Even with the rug pulled out from under us, Powell and Pressburger want the audience to know that it is love that holds the key to Peter’s life. Without being able to see the love in his life, it wouldn’t be worth living, and in the end, it’s that love that saves his life, and that love that we are completely assured will be the anchor of his “very generous” new lifespan. Indeed, as Livesey says “Nothing is stronger than the law in the Universe, but on Earth, nothing is stronger than love”.

Wong Kar Wai’s In the Mood for Love does not posit a world where love conquers all. In fact, it’s a film where love pretty much equals pain. As Tony Leung and Maggie Cheung’s characters (Chow and Su) try and make sense of themselves, their relationship and their pain at the situation they find themselves in (attracted to each other, but drawn together by the realisation that their spouses are fucking), we can hope that love will set them free, or on a course to happiness.

By the end, it’s fair to say that that no longer seems like an option. It’s not that Wong is, entirely, cynical about love. This film is not the film of a man who sees nothing worth loving left, but one of a man who understands that being under love’s power is not necessarily a great thing. Most people are all too aware that love brings with it what seems like more than a fair share of pain, and few films showcase that pain in such a relentlessly beautiful, yet slowly oppressive way. It deals with abandonment, the shame and pain of being cuckolded and the frustrations of your feelings appearing unrequited, and finally with knowing that being in love with someone, who is in love with you isn’t enough for you to be together.
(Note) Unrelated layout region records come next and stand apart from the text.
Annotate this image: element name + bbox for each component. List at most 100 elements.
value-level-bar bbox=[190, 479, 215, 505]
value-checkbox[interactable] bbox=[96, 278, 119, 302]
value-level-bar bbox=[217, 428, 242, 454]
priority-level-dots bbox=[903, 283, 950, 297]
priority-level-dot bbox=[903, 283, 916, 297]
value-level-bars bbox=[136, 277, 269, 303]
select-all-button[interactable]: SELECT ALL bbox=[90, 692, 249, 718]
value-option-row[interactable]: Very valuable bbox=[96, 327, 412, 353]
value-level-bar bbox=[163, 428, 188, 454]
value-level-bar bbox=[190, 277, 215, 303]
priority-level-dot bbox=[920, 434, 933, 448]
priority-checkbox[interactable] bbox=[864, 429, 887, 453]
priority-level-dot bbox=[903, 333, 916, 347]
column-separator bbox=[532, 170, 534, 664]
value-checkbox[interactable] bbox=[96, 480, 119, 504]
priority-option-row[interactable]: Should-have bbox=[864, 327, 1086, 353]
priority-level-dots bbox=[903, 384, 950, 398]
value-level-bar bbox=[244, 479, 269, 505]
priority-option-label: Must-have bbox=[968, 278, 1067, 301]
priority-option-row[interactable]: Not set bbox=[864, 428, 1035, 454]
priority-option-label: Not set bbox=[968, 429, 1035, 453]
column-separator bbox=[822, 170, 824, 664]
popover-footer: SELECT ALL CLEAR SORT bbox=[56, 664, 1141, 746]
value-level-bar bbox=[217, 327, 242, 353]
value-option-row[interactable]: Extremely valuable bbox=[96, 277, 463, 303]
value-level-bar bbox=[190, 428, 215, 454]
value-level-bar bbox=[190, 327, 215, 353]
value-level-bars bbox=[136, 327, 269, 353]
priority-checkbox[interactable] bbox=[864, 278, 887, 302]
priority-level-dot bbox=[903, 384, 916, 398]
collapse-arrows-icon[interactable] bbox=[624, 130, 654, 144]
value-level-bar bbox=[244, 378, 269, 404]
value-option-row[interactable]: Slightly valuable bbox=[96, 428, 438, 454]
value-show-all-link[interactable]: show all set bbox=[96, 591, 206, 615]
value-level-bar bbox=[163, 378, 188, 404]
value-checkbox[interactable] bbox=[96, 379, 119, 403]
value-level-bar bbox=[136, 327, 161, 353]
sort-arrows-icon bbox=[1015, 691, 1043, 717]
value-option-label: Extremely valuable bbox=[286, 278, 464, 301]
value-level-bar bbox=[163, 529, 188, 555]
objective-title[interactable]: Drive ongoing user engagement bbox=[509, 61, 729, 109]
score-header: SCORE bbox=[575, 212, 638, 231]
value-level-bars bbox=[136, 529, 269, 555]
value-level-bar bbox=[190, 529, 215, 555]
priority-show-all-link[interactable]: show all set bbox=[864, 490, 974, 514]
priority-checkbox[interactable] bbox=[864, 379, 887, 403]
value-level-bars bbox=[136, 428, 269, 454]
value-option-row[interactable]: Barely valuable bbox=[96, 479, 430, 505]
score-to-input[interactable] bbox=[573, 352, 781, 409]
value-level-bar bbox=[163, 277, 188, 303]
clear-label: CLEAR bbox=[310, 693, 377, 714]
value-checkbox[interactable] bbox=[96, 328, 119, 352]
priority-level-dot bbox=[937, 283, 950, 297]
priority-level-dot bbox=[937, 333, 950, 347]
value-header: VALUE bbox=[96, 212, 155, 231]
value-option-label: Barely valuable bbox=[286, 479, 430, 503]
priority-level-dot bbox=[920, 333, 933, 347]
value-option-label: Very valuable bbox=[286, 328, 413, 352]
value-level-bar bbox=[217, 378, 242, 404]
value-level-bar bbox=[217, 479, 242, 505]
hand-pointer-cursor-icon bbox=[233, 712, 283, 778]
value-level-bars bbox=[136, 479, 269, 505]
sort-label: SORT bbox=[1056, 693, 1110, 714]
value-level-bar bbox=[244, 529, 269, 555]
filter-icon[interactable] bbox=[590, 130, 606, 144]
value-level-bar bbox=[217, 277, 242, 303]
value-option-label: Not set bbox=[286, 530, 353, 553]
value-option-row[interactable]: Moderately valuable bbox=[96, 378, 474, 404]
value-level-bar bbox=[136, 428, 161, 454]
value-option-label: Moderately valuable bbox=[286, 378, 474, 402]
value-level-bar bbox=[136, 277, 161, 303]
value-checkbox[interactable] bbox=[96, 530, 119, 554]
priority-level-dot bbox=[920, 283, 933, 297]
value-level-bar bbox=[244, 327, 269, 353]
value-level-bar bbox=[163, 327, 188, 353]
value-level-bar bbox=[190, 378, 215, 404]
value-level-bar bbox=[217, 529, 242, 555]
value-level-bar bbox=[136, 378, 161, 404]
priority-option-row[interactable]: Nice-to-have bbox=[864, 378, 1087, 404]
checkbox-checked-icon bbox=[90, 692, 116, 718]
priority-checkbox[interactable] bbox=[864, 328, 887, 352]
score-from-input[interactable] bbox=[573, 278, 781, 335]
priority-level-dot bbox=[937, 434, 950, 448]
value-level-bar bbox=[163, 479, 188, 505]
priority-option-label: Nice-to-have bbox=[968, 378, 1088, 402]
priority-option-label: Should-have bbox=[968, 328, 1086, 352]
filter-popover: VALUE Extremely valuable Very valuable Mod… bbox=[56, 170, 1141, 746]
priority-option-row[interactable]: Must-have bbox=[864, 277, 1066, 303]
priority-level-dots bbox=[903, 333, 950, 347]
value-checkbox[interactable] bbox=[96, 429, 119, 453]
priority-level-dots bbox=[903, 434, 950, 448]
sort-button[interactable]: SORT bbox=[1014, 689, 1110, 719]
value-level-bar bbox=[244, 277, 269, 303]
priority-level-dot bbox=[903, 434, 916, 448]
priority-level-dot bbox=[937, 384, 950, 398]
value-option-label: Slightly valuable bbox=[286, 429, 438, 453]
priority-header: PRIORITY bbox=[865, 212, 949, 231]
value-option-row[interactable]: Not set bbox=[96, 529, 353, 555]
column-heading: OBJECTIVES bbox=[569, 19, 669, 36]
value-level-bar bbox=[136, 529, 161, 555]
Wong is the director (along with perhaps Satyajit Ray) who finds the most beauty in urban life, and some of the more impoverished areas of it, and that beauty just shimmers from the screen, throughout. It’s there in every single shot, be that the two leads in the back of a car, a rain-sodden walk to a noodle bar, every single goddamn dress that Maggie Cheung is poured into or the space in every frame when either character is without the other.

What makes In the Mood for Love so extraordinary (and I think it’s the greatest film of the century so far), for me, is that while watching it I remember every sensation of being in love, and am completely seduced by and besotted with the film. The way it looks, moves, sounds and just hums with so much life is utterly intoxicating.